Он плевался словами, уходил. Потом присылал длинные сообщения и короткие: «прости», «поговорим», «так вышло». Она не отвечала. У неё теперь был другой язык: договорённости, заявления, даты заседаний. За этим сухим языком стояли её дыхание и простые ритуалы, которые она возвращала себе: завтрак на подоконнике, заколка на тумбе, чистые полотенца, которые пахли её домом.
Когда пришла повестка с датой заседания, она не плакала. В этот день она просто поехала на работу с остановкой у озера — посмотреть на зеркальную гладь и на то, как котёнок осторожно пьёт воду у самого края. В зале суда всё было быстро, обезличенно. Судья задавала вопросы, Яна отвечала ровно, Паша мял в руках паспорт, бросал на неё взгляды из-под лба. Никаких громких признаний, ни одной красивой сцены. Просто цифры, факты, подписи. В коридоре после у него дрогнули губы — он не нашёл, чем зацепить её.
— Ты… — начал он, но она наклонила голову, как приветствие, и ушла.
Квартира постепенно очищалась от его вещей: рубашки, кроссовки, любимая кружка с корабликом, которую он когда-то привёз. Яна складывала всё в пакеты и передавала соседу Степану, доброму старшему мужчине, который молча кивал и говорил: «Отнесу». Когда последний пакет ушёл, в коридоре стало незнакомо пусто. Она повесила на крючок тонкий шарф — не потому, что нужен, а чтобы взгляд не проваливался в чистое дерево.
Елизавета написала однажды вечером: «Вы правы, в жизни всякое. Пусть у каждого сложится». Письмо было без примирения, без извинений — ровное, почти деловое. Яна не ответила. Она в этот вечер поехала к маме; они сели на кухне, пили чай, говорили про помидоры и компоты. Мама не спрашивала, кто виноват. Она сказала только: «Главное, что ты у себя». От этих слов у Яны разжалось где-то глубоко.

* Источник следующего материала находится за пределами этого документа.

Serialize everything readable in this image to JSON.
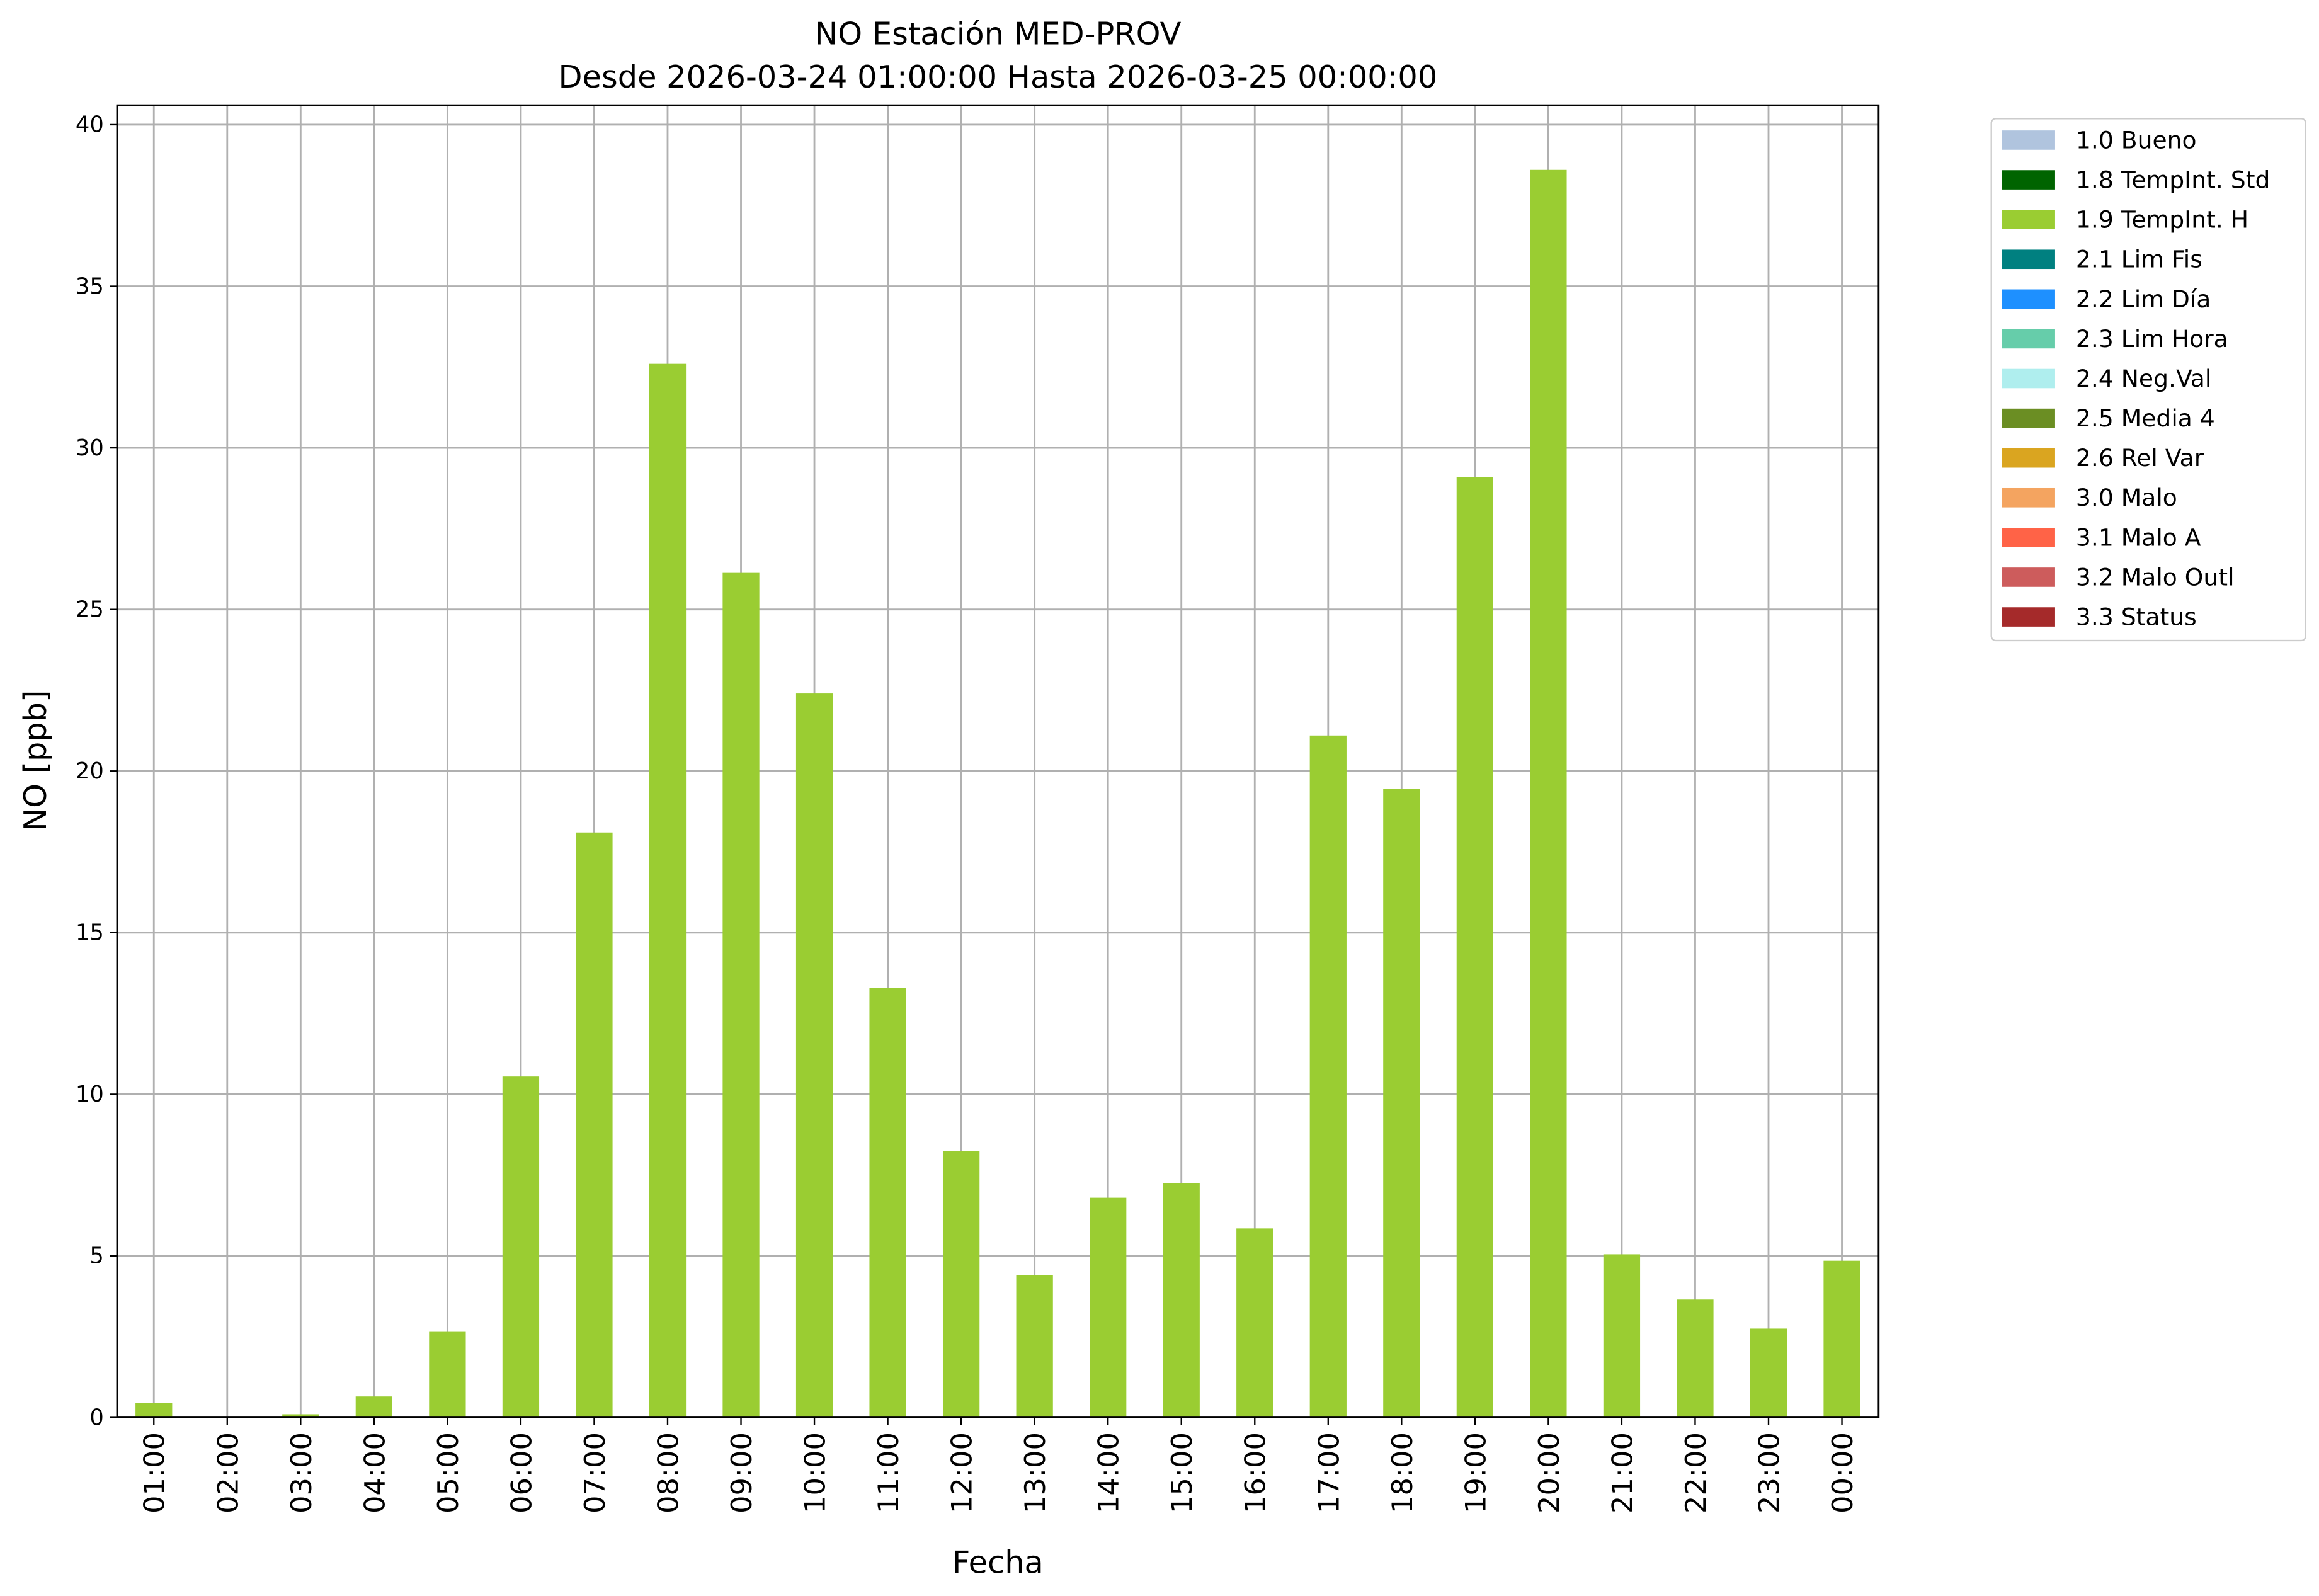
{
  "chart_data": {
    "type": "bar",
    "title": "NO Estación MED-PROV",
    "subtitle": "Desde 2026-03-24 01:00:00 Hasta 2026-03-25 00:00:00",
    "x_label": "Fecha",
    "y_label": "NO [ppb]",
    "categories": [
      "01:00",
      "02:00",
      "03:00",
      "04:00",
      "05:00",
      "06:00",
      "07:00",
      "08:00",
      "09:00",
      "10:00",
      "11:00",
      "12:00",
      "13:00",
      "14:00",
      "15:00",
      "16:00",
      "17:00",
      "18:00",
      "19:00",
      "20:00",
      "21:00",
      "22:00",
      "23:00",
      "00:00"
    ],
    "series": [
      {
        "name": "1.0 Bueno",
        "color": "#b0c4de"
      },
      {
        "name": "1.8 TempInt. Std",
        "color": "#006400"
      },
      {
        "name": "1.9 TempInt. H",
        "color": "#9acd32",
        "values": [
          0.45,
          0,
          0.1,
          0.65,
          2.65,
          10.55,
          18.1,
          32.6,
          26.15,
          22.4,
          13.3,
          8.25,
          4.4,
          6.8,
          7.25,
          5.85,
          21.1,
          19.45,
          29.1,
          38.6,
          5.05,
          3.65,
          2.75,
          4.85
        ]
      },
      {
        "name": "2.1 Lim Fis",
        "color": "#008080"
      },
      {
        "name": "2.2 Lim Día",
        "color": "#1e90ff"
      },
      {
        "name": "2.3 Lim Hora",
        "color": "#66cdaa"
      },
      {
        "name": "2.4 Neg.Val",
        "color": "#afeeee"
      },
      {
        "name": "2.5 Media 4",
        "color": "#6b8e23"
      },
      {
        "name": "2.6 Rel Var",
        "color": "#daa520"
      },
      {
        "name": "3.0 Malo",
        "color": "#f4a460"
      },
      {
        "name": "3.1 Malo A",
        "color": "#ff6347"
      },
      {
        "name": "3.2 Malo Outl",
        "color": "#cd5c5c"
      },
      {
        "name": "3.3 Status",
        "color": "#a52a2a"
      }
    ],
    "ylim": [
      0,
      40.6
    ],
    "yticks": [
      0,
      5,
      10,
      15,
      20,
      25,
      30,
      35,
      40
    ],
    "grid": true
  }
}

Потом было лето — тёплое, щедрое, как будто нарочно пришедшее вовремя. Яна стала вставать ещё раньше, бегала по утрам вдоль набережной, иногда задерживалась у старого дуба и прислонялась к его коре ладонью — шершавой, тёплой. В офисе ей предложили новый проект — не с Елизаветой и не с её окружением, с другой семьёй, тихой и распорядительной. Она планировала, рисовала, ходила по строительным магазинам, смеялась с продавцом, который никак не попадал в тон зеленоватой краски. По вечерам возвращалась домой и открывала окна настежь. В воздухе было ровно то, что она могла назвать своим.
Паша пару раз стоял у подъезда, пытался поймать её взгляд, шёл рядом, говорил: «Яна, давай хотя бы поговорим как люди. Мне пусто без тебя». Она отвечала: «Мне тяжело с тобой. Я выбрала тяжесть без тебя». Он злился и уходил, а иногда просто опускал плечи и уходил молча. Однажды она услышала его голос во дворе — он говорил кому-то по телефону: «Да, я сам дурак. Нет, не вернётся. Да, я понимаю». Яна не подслушивала дальше. Её жизнь уже не требовала подтверждений, чтобы идти.
Через несколько месяцев, когда документы с печатью лежали у неё в папке, а ключи — новые, без старого кода — приятно звякали в кармане, Яна вдруг поняла, что всё это время держала в памяти тот коридор: чужой халат, тапки, тонкая улыбка. Она позволила себе посмотреть на этот кадр как на старую фотографию, не уютную, но уже без боли. Положила в самую дальнюю папку — ту, которую не открывают каждый день. И пошла на кухню ставить чайник. В окне стоял свет, ровный и свой.